En algunas ocasiones, el arrendador retiene la fianza con la excusa de que la pintura se encuentra en muy mal estado al cabo de un alquiler de apenas 2 o 3 años, y utiliza el dinero del arrendatario para pagar una nueva pintada del piso, pero ¿Realmente tiene el inquilino que pagar el repintado del piso? ¿Puede el arrendador retener la fianza para pagar esta nueva pintura? Veamos lo que dicen algunas sentencias:

La Audiencia Provincial de Madrid, SAP Madrid de 27 febrero 2015 (EDJ 2015/35332), entiende que no son a cargo del arrendatario las reparaciones necesarias para poder poner el piso nuevamente en alquiler (reparación superficial del suelo de madera, agujeros de cuadros y pintura de paredes), que entrarían dentro del normal “uso y desgaste por el tiempo” de cuyo pago está expresamente exonerado el arrendatario de conformidad con el artículo 1.561 CC. Por tanto, serían reparaciones a cargo del arrendador, quien las llevaría a cabo no por ser necesarias, sino para que el inmueble resulte mas apetecible en un nuevo arrendamiento:

“(…) De ahí que la juzgadora de instancia atendiese a si realmente se había acreditado por la arrendadora que el piso en cuestión, al terminar el contrato, había quedado con desperfectos que rebasasen lo que pudiera ser el desgaste ordinario inherente a la posesión y uso derivado del derecho del inquilino a ocupar la vivienda y por el que abona el precio de la renta. (…)
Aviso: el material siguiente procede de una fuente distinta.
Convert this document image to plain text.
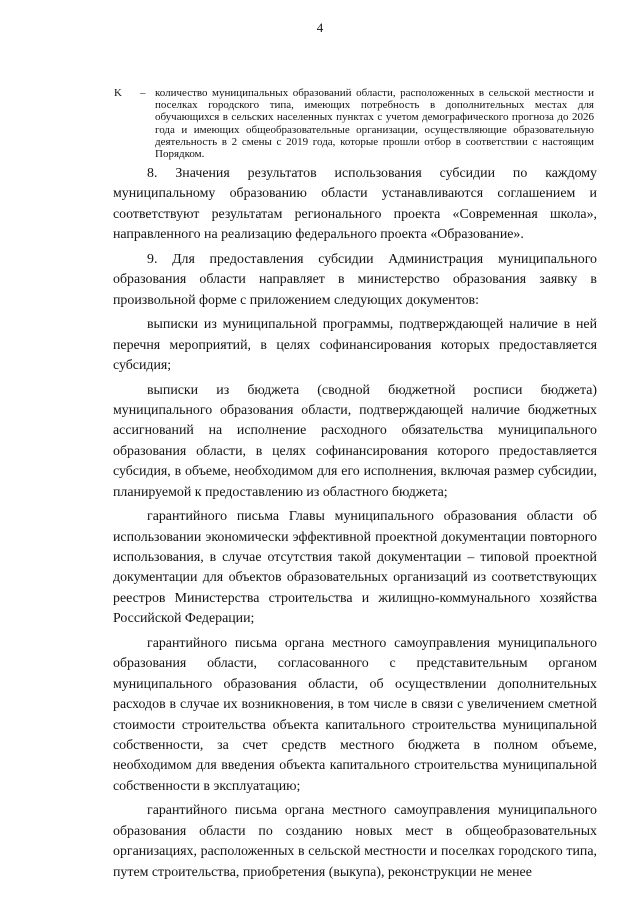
4
K – количество муниципальных образований области, расположенных в сельской местности и поселках городского типа, имеющих потребность в дополнительных местах для обучающихся в сельских населенных пунктах с учетом демографического прогноза до 2026 года и имеющих общеобразовательные организации, осуществляющие образовательную деятельность в 2 смены с 2019 года, которые прошли отбор в соответствии с настоящим Порядком.

8. Значения результатов использования субсидии по каждому муниципальному образованию области устанавливаются соглашением и соответствуют результатам регионального проекта «Современная школа», направленного на реализацию федерального проекта «Образование».

9. Для предоставления субсидии Администрация муниципального образования области направляет в министерство образования заявку в произвольной форме с приложением следующих документов:

выписки из муниципальной программы, подтверждающей наличие в ней перечня мероприятий, в целях софинансирования которых предоставляется субсидия;

выписки из бюджета (сводной бюджетной росписи бюджета) муниципального образования области, подтверждающей наличие бюджетных ассигнований на исполнение расходного обязательства муниципального образования области, в целях софинансирования которого предоставляется субсидия, в объеме, необходимом для его исполнения, включая размер субсидии, планируемой к предоставлению из областного бюджета;

гарантийного письма Главы муниципального образования области об использовании экономически эффективной проектной документации повторного использования, в случае отсутствия такой документации – типовой проектной документации для объектов образовательных организаций из соответствующих реестров Министерства строительства и жилищно-коммунального хозяйства Российской Федерации;

гарантийного письма органа местного самоуправления муниципального образования области, согласованного с представительным органом муниципального образования области, об осуществлении дополнительных расходов в случае их возникновения, в том числе в связи с увеличением сметной стоимости строительства объекта капитального строительства муниципальной собственности, за счет средств местного бюджета в полном объеме, необходимом для введения объекта капитального строительства муниципальной собственности в эксплуатацию;

гарантийного письма органа местного самоуправления муниципального образования области по созданию новых мест в общеобразовательных организациях, расположенных в сельской местности и поселках городского типа, путем строительства, приобретения (выкупа), реконструкции не менее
Y las tareas llevadas a cabo por algunos operarios por encargo de LUPIALE (y que aparecen reflejadas en las facturas de los folios 312 y 315 de las actuaciones), aún sin restarle veracidad, no responden a un desgaste o deterioro superior al que pudieran derivarse de un uso normal de la vivienda. Una superficial reparación del suelo de madera, la reparación de agujeros de cuadros, la pintura de paramentos, es lo normal que la experiencia dice debe exigirse en un piso que es ofrecido – de nuevo- en alquiler para vivienda.

No se aprecia, pues, error alguno en la valoración de la prueba ni en la interpretación del contrato en la sentencia de instancia. Y por ello el recurso debe ser desestimado y la sentencia confirmada.”

De forma parecida, SAP Las Palmas de 26 noviembre 2014 (EDJ 2014/269352), desglosa las cantidades reclamadas al arrendatario, determinando en función de los casos en qué medida puede corresponderle y considera que el arrendador no puede repercutir al arrendatario gastos que per se eran necesarios (como la pintura), si bien obliga al arrendatario a participar en su precio como consecuencia de la manifiesta falta de cuidado. Por tanto, ni tan siquiera en un caso flagrante, como es la existencia de grafitti en las paredes de las habitaciones conllevarían la obligación del arrendatario de abonar los gastos de pintado del piso.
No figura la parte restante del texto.